What was advertised in a colonial newspaper 250 years ago today?
“Wanted immediately, A CAREFUL MAN as an OVERSEER. … A married man will be most agreeable.”
A week ago I examined another employment advertisement from the Georgia Gazette, noting that while some aspects had not much changed since the colonial period the specification that a single man would make a “more agreeable” candidate for the job than a married applicant would not pass muster today.
Clement Martin also sought to hire an overseer, but, unlike John Simpson, he preferred a married man for the job, indicating that “a married man will be most agreeable, on account of raising poultry, &c.” Martin listed several requirements and responsibilities. In general, he expected his overseer “to settle a plantation” near Savannah. That included managing enslaved laborers, “erecting rough buildings,” “keep[ing] the saws in proper order,” and teaching the enslaved laborers the necessary skills for using the saws.
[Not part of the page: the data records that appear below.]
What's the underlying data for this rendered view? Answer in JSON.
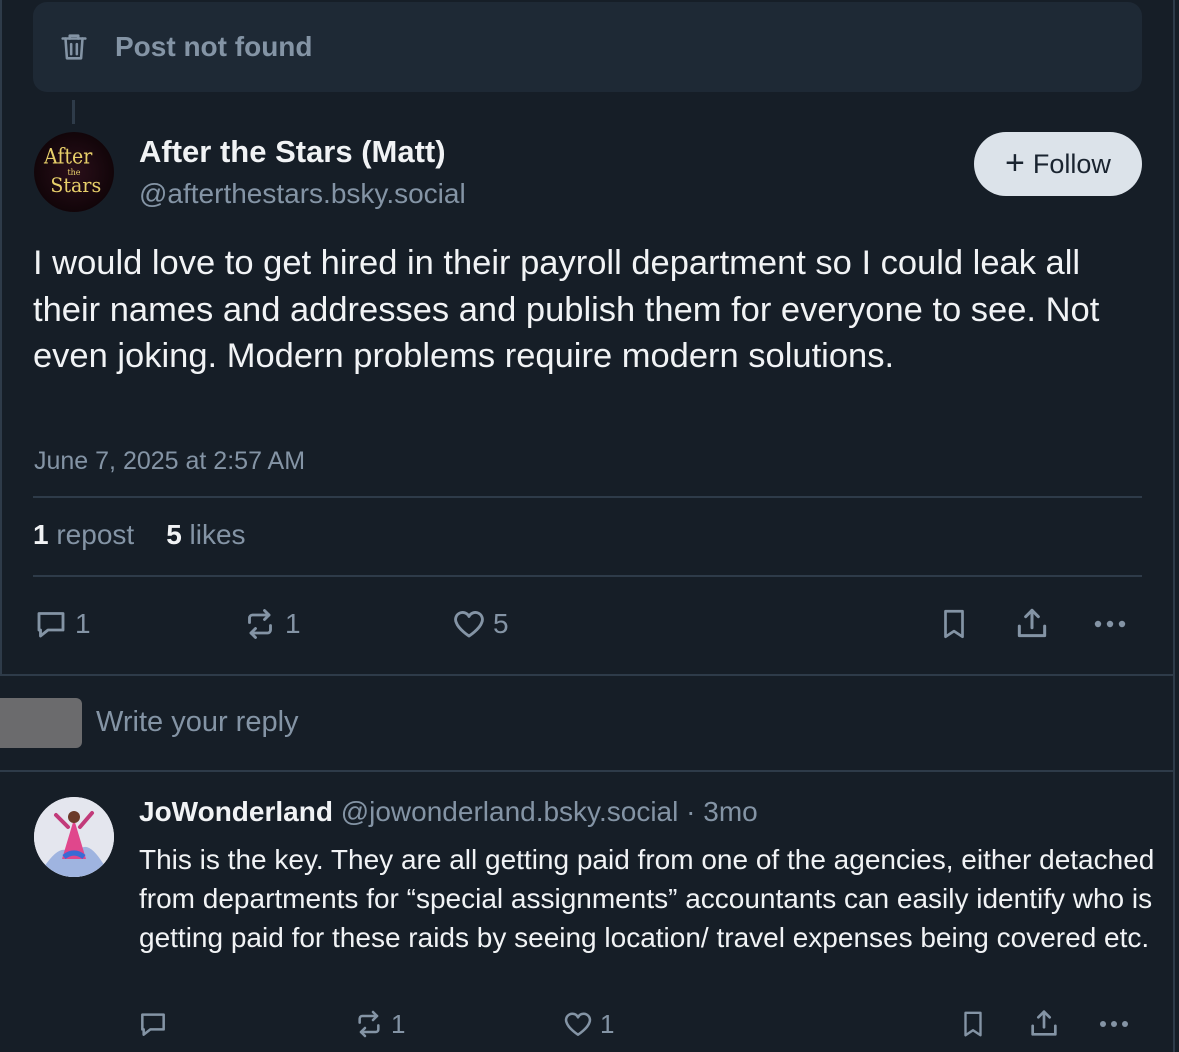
{
  "parent": {
    "not_found_text": "Post not found",
    "icon": "trash-icon"
  },
  "post": {
    "author_name": "After the Stars (Matt)",
    "author_handle": "@afterthestars.bsky.social",
    "avatar_text": {
      "line1": "After",
      "line2": "the",
      "line3": "Stars"
    },
    "follow_label": "Follow",
    "follow_icon": "+",
    "text": "I would love to get hired in their payroll department so I could leak all their names and addresses and publish them for everyone to see. Not even joking. Modern problems require modern solutions.",
    "timestamp": "June 7, 2025 at 2:57 AM",
    "stats": {
      "reposts_count": "1",
      "reposts_label": "repost",
      "likes_count": "5",
      "likes_label": "likes"
    },
    "actions": {
      "replies": "1",
      "reposts": "1",
      "likes": "5"
    }
  },
  "reply_box": {
    "placeholder": "Write your reply"
  },
  "comment": {
    "author_name": "JoWonderland",
    "author_handle": "@jowonderland.bsky.social",
    "separator": " · ",
    "age": "3mo",
    "text": "This is the key. They are all getting paid from one of the agencies, either detached from departments for “special assignments” accountants can easily identify who is getting paid for these raids by seeing location/ travel expenses being covered etc.",
    "actions": {
      "replies": "",
      "reposts": "1",
      "likes": "1"
    }
  },
  "colors": {
    "background": "#161e27",
    "muted": "#8494a5",
    "text": "#f1f3f5",
    "follow_bg": "#dce3ea"
  }
}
Clement Martin probably did not expect his overseer to be “raising poultry, &c.” Most likely, he envisioned that such tasks would be undertaken by the wife of the married man that Martin considered “most agreeable.” In effect, he was looking to acquire two employees who would see to the various tasks on his plantation, though he only advertised for an overseer. The unpaid labor that an overseer’s wife provided, such as caring for small livestock or gardening, would be an added bonus to Martin.
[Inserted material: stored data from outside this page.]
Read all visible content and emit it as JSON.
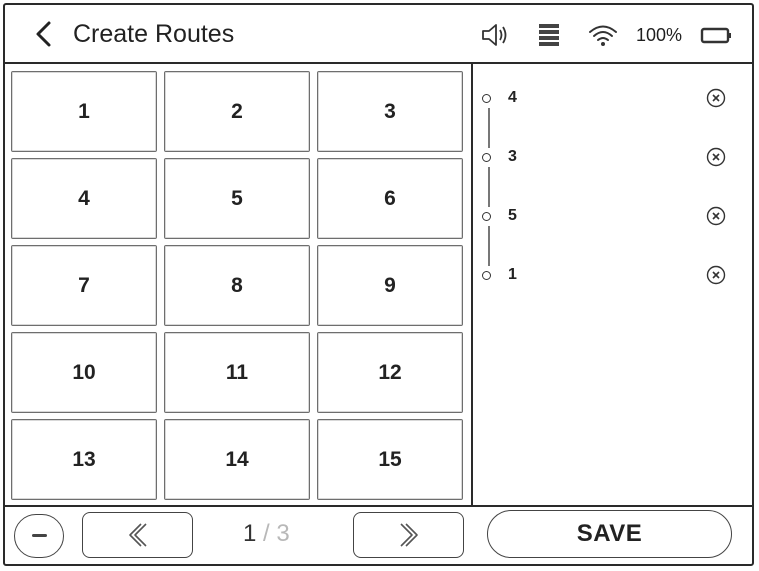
{
  "header": {
    "title": "Create Routes",
    "battery_percent": "100%",
    "icons": [
      "back-chevron-icon",
      "speaker-icon",
      "storage-icon",
      "wifi-icon",
      "battery-icon"
    ]
  },
  "keypad": {
    "keys": [
      "1",
      "2",
      "3",
      "4",
      "5",
      "6",
      "7",
      "8",
      "9",
      "10",
      "11",
      "12",
      "13",
      "14",
      "15"
    ]
  },
  "route": {
    "items": [
      {
        "label": "4"
      },
      {
        "label": "3"
      },
      {
        "label": "5"
      },
      {
        "label": "1"
      }
    ],
    "remove_icon": "remove-circle-x-icon"
  },
  "footer": {
    "current_page": "1",
    "separator": "/",
    "total_pages": "3",
    "save_label": "SAVE",
    "icons": [
      "minus-icon",
      "chevron-left-icon",
      "chevron-right-icon"
    ]
  }
}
Women’s contributions to household economies in the colonial era have sometimes been overlooked or downplayed, especially when they did not earn specific wages or other compensation for their efforts. Today’s advertisement pulls back the curtain just a little, suggesting that sometimes men’s employment was contingent, at least partially, on the mostly unseen and unpaid labor that their wives could provide.